BSIP/Newscom
A measure that would ban abortion after a fetal heartbeat can be detected—that's around three- to four- weeks post-conception—has managed to pass both houses of the Ohio legislature, despite the fact that federal courts have struck down all similar bans as unconstitutional. The measure, which cleared the Senate Tuesday as a last-minute addition to a larger bill concerning state child-abuse laws, states that "except when there is a medical emergency or medical necessity," Ohio doctors shall not perform abortions "if it has been determined that the unborn human individual the pregnant woman is carrying has a detectable fetal heartbeat."
Detection of a fetal heartbeat is "a milestone with no meaning to the federal laws governing abortion," as Molly Redden noted back in 2013, when Arkansas and North Dakota first passed heartbeat-based abortion bans. But "the people who support these laws dream that they will provide a legal basis for overturning Roe v. Wade," in which the U.S. Supreme Court said states cannot ban abortion before a fetus could live on its own outside of the womb.
Generally, a fetal heartbeat can be detected at a "gestational age" of around six weeks. But gestational age is calculated from the first day of a pregnant woman's last menstrual period, and doesn't actually refer to the number of weeks a zygote or fetus has existed. A gestational age of six weeks means it's been some three to four weeks since an egg was fertilized.
In effect, a measure like the one Ohio approved would ban abortion at a point in pregnancy when many women don't even realize they're pregnant yet, and long before common chromosomal and developmental abnormalities can be detected. And even if a pregnant woman takes a test exactly 28 days after the start of her last period, that leaves her with just about two weeks to come to a decision about the pregnancy and then obtain the money for, schedule, and obtain an abortion (all while circumventing Ohio's various waiting periods), in a state where many women live hours from the nearest abortion clinic.
This could put the heartbeat bill at odds with not just Roe but the more recent Planned Parenthood v.
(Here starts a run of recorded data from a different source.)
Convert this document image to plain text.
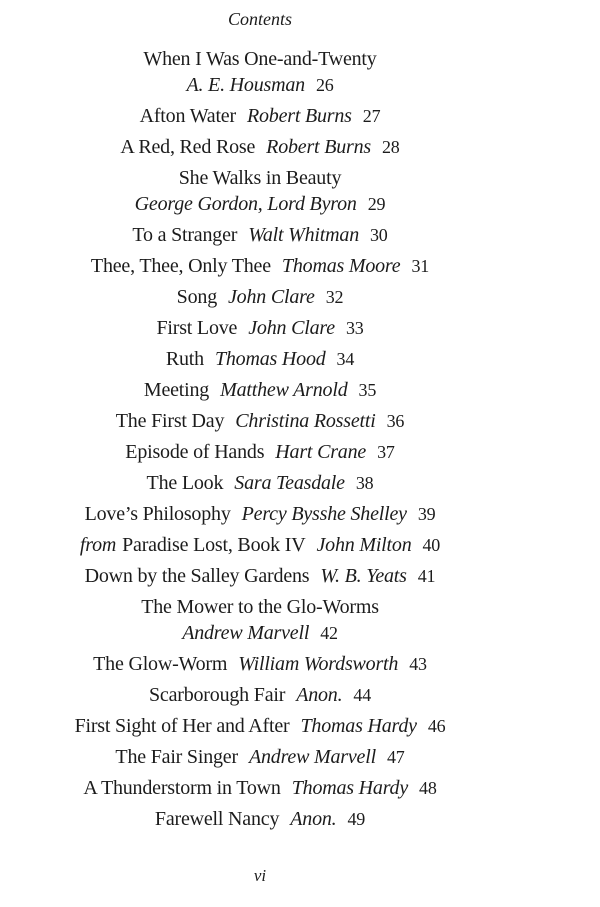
Contents

When I Was One-and-Twenty
A. E. Housman 26

Afton Water Robert Burns 27

A Red, Red Rose Robert Burns 28

She Walks in Beauty
George Gordon, Lord Byron 29

To a Stranger Walt Whitman 30

Thee, Thee, Only Thee Thomas Moore 31

Song John Clare 32

First Love John Clare 33

Ruth Thomas Hood 34

Meeting Matthew Arnold 35

The First Day Christina Rossetti 36

Episode of Hands Hart Crane 37

The Look Sara Teasdale 38

Love’s Philosophy Percy Bysshe Shelley 39

from Paradise Lost, Book IV John Milton 40

Down by the Salley Gardens W. B. Yeats 41

The Mower to the Glo-Worms
Andrew Marvell 42

The Glow-Worm William Wordsworth 43

Scarborough Fair Anon. 44

First Sight of Her and After Thomas Hardy 46

The Fair Singer Andrew Marvell 47

A Thunderstorm in Town Thomas Hardy 48

Farewell Nancy Anon. 49

vi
Casey. That case upheld the idea "that the Constitution protects a woman's right to terminate her pregnancy in its early stages," but presented a new standard for analyzing whether restrictions on abortion were unconstitutional: did they pose an "undue burden" on women's access to abortion. Even if a fetus could somehow be declared viable at around a month old, presenting women with a mere one or two week window to terminate a pregnancy would seem to fail the undue burden test.
Many prominent anti-abortion advocates have opposed measures like Ohio's heartbeat bill, recognizing that they "have no chance in the courts," as Paul Linton, author and former general counsel for Americans United for Life, has said. State and federal courts have struck down such measures from Arkansas and North Dakota, with North Dakota's bill going all the way to the U.S. Supreme Court. In January, the Court upheld a lower court's ruling striking down the measure.
But that was before the death of Justice Antonin Scalia and the election of Donald Trump. A future Supreme Court could perhaps rule differently. Ohio Senate President Keith Faber (R-Celina) said repeatedly that previous versions of the heartbeat bill weren't worth passing because they would be struck down as unconstitutional, but "Trump's election changed the dynamic," he said.
It's unclear whether Ohio Gov. John Kasich will sign the heartbeat bill into law.
Just as the detection of a fetal heartbeat has no particular relevance to federal abortion guidelines, it's a similarly poor marker of moral or medical significance. Our ability to detect a fetal heartbeat means nothing in terms of a fetuses' consciousness or ability to feel pain or viability outside the womb (all of which won't come until later). But it comes after the point of "personhood" that many religions hold. It seems to be an arbitrary point picked by lawmakers because of symbolic value and then justified post-hoc with dubious science.
"As many as thirty per cent of natural pregnancies end in spontaneous miscarriage," the newly-passed bill states. "Less than five per cent of all natural pregnancies end in spontaneous miscarriage after detection of fetal cardiac activity. … Fetal heartbeat, therefore, has become a key medical predictor that an unborn human individual will reach live birth."
The American College of Obstetricians and Gynecologists (ACOG) estimates that about 10 to 25 percent of all pregnancies end in miscarriage. And it's generally accepted that most miscarriages happen in the first 13 weeks of pregnancy. But while chances of miscarriage do decrease with time, there's no evidence that 95 percent of all first-trimester miscarriages happen in the first six weeks, as Ohio claims, and fetal heart rate matters as much for miscarriage prediction as the mere detection of a fetal heartbeat.